Compared to his brother, who was sensitive, empathetic and tidy, Patrick was stoic, shy and not so tidy. When Patrick wanted the ball, he simply told his teammates "eh" until his English improved.

"We always joked there were three words Patrick knew for sure," Cindy Tapper said. "No, eh and Chipotle."

Aminata watched her son sign his pro contract Friday, one that makes him the Loons' second "homegrown player." Typically, it's a four-year deal that averages nearly $100,000 a year and includes a stipend for online college for prospects raised in an MLS team's geographic territory. Minnesota United's first such signing was Fred Emmings, a goalkeeper from St. Paul who joined the Loons at age 15 last year.

The Loons await MLS final approval before they announce Weah's signing. Team members report for physicals and testing on Monday. Team training officially begins March 8 in Blaine.

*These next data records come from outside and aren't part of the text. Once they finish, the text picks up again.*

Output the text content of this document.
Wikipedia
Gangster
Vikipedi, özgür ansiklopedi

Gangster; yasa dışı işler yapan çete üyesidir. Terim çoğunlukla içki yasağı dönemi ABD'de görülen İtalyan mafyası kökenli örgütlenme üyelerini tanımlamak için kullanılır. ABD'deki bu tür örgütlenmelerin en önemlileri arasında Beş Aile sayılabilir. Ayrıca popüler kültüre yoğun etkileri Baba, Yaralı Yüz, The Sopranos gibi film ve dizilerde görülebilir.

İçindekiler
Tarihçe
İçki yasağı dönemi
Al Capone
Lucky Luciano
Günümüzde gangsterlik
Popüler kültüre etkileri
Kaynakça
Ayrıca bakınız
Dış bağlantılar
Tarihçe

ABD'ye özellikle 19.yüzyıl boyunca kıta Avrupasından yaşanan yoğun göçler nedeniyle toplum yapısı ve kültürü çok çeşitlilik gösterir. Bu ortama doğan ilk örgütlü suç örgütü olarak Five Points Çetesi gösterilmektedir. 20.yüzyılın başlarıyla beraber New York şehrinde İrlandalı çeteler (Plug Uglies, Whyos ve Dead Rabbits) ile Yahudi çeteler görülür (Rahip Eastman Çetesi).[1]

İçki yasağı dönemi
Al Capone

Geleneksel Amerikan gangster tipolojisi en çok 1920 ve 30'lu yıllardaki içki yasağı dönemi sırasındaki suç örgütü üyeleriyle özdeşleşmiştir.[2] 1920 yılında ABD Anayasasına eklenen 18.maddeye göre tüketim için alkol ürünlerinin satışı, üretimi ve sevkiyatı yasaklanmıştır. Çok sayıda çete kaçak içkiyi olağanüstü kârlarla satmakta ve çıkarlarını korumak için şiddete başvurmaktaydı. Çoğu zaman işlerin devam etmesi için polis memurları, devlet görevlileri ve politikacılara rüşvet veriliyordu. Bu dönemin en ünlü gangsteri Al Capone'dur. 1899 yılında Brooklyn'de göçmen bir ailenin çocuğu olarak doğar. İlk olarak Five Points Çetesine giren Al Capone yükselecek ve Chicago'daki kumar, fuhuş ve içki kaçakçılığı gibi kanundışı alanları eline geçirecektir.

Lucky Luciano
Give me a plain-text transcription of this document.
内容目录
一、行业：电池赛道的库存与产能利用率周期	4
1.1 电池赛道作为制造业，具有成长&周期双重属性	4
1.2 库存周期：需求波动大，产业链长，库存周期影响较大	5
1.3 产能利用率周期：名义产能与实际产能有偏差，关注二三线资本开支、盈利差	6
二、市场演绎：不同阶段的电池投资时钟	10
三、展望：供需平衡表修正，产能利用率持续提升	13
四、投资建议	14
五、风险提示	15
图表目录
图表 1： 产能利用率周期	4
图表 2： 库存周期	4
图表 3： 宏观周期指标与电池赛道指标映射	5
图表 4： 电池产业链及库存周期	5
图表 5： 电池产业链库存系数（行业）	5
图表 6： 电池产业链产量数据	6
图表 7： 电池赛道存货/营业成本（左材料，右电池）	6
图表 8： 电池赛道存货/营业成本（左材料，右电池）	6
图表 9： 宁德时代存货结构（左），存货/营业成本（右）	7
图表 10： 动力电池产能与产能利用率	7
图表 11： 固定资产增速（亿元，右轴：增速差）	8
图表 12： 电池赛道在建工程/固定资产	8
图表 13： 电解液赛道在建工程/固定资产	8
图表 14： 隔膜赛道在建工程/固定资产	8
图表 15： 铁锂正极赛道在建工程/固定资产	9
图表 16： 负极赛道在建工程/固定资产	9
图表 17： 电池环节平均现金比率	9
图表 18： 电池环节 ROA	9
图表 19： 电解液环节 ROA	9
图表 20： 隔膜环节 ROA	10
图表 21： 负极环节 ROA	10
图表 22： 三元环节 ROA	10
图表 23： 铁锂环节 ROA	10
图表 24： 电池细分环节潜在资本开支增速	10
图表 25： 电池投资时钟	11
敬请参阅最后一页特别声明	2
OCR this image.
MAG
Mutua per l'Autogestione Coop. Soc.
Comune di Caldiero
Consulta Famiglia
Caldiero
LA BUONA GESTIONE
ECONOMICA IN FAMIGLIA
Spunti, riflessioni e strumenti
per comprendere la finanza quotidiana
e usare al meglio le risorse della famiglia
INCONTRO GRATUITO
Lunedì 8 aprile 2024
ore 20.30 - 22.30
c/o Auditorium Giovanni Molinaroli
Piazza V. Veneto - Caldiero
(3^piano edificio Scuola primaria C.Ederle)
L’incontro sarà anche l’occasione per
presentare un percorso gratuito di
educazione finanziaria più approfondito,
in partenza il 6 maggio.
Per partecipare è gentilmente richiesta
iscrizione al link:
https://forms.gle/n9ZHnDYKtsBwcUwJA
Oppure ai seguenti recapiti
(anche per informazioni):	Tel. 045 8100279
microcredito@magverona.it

"The way it's all worked out has been kind of a miracle," said Jake Ogle, now a sophomore at Arizona State. "What started as a friendship turned into a brotherhood. He'll be considered family for the rest of my life."

Weah plans to wear uniform No. 29, a chapter from the Old Testament's book of Jeremiah that promises "plans to prosper you and not to harm you, plans to give you hope and a future."

It's one of Weah's favorites.

"This is just the beginning," he said. "I have not gotten anywhere I want to be yet. This is the next step forward. I still have a long way to go."

A path forward

He intends to make the gameday roster on a club working to form an Under-23 second team, a path to reach the first team that it currently lacks.

"I want to be a first-team player as soon as possible," Weah said. "They're going to have a U-23. If worse comes to worse, I can develop there."

The Loons last fall traded territorial rights to 17-year-old Minnesotan Caden Clark, Weah's longtime friend who worked a trade to the New York Red Bulls aimed at playing in Europe someday. Clark burst into MLS by being the youngest player in league history to score goals in his first two games.

In August 2019, the Loons signed 19-year-old Thomas Chacon, but he hasn't yet found playing time or his way in MLS. Clark trained some with the Loons' first team. Weah trained with it before COVID-19 struck.

Weah said he needed a day or two to adjust to MLS speed. "After that, I was like, `I can do this,' " he said.

His personal trainer, Dani Vargas, calls Weah a future U.S. national team player who "absolutely" can play in Europe someday. Weah's New York-born cousin Timothy plays in France's first division and has played 10 games with the U.S. men's national team.

Timothy's dad and Patrick's uncle is George Weah, one of Africa's greatest players. He won FIFA's 1995 World Player of the Year and Golden Ball. George visited the Twin Cities in 2005 to accept an award from the Liberian community.

"I always talk to him about shining as Patrick, not shining as a Weah," said Vargas, a former Costa Rica pro who co-founded Pura Vida Elite training in the Twin Cities. "He's very clear about that. He is really obsessed about soccer. He knows what he wants."

Jake Ogle credits Weah's seven months at college for that maturation before the Loons called with an offer Weah called "a path forward" that he took.

"It forced him to grow up and get out completely on his own," Jake Ogle said. "He's a lot better player, a better person with a lot better work ethic. He always had the talent. He'd been able to get away with things other kids couldn't because he was so talented."

Weah never doubted this time would come.

"This is what I saw for myself. I already knew it was going to happen. My whole life I've been waiting for it. I just had to keep working and get lucky — and I got super lucky: Winning the lottery, lucky to meet the people I've met.

"I've just been lucky whole life. Blessed. I thank God for that."